Pati. Genosida di Palestina adalah bukti terang-benderang betapa manusia tak lagi punya malu untuk memamerkan kebiadabannya.

“Tidak hanya kehilangan rasa malu, tapi malah aktif mengembangkan beragam narasi untuk membendung empati publik internasional terhadap korban mereka. Mulai dari narasi tentang hak mempertahankan diri sampai anti-semitisme,” demikian ujar Anis Sholeh Ba’asyin dalam acara Ngaji NgAllah Suluk Maleman edisi 155 yang berlangsung Sabtu (16/11) kemarin di Rumah Adab Indonesia Mulia.

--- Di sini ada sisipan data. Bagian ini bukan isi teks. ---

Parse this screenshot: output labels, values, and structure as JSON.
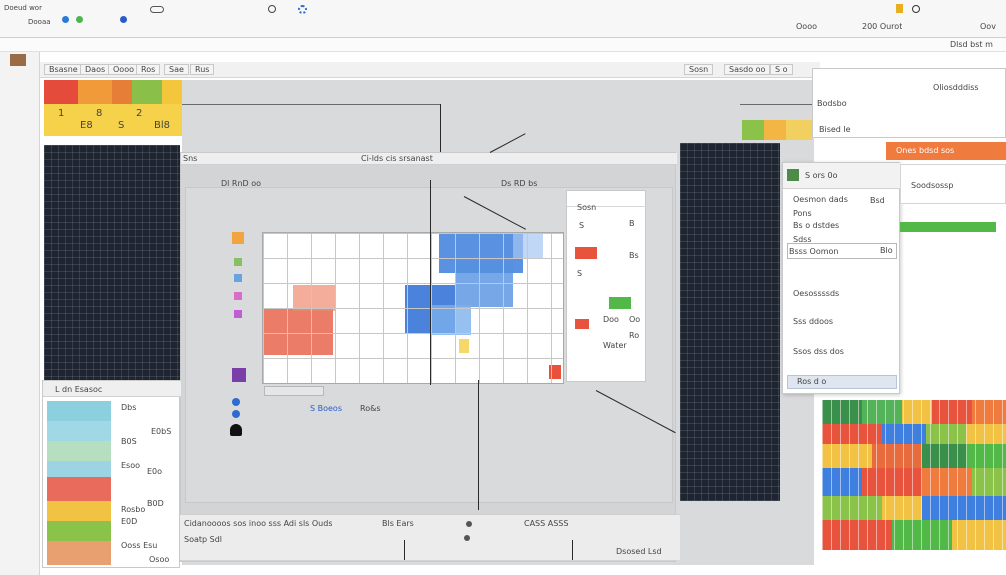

“Padahal,” lanjut Anis, “bila mengutip Leo Tolstoy, seorang sastrawan besar dari Rusia, manusia baru bisa disebut manusia bila ia mampu merasakan sakit yang diderita orang lain. Dari sudut pandang ini, narasi tersebut pada dasarnya mencoba menjauhkan manusia dari hakikat kemanusiaannya.”

Dalam acara yang bertajuk ‘Dunia Yang Makin Ajaib’ tersebut, Anis menjelaskan betapa peradaban modern makin menjauhkan manusia dari dirinya sendiri. Apa yang terjadi di Palestina pada dasarnya adalah terbukanya kotak pandora yang menunjukkan wajah asli peradaban kita.

“Dengan dilunturkannya kemanusiaan, manusia kehilangan dasar keberadaannya. Dan ini membuat kita lebih dekat ke neraka, dunia mau pun akhirat.”

Budayawan asal Pati itu menyesalkan jika ilmu pengetahuan yang berkembang saat ini tidak membuat manusia lebih baik justru semakin buruk. Tak sedikit hasilnya yang dipakai untuk memanipulasi kesadaran manusia.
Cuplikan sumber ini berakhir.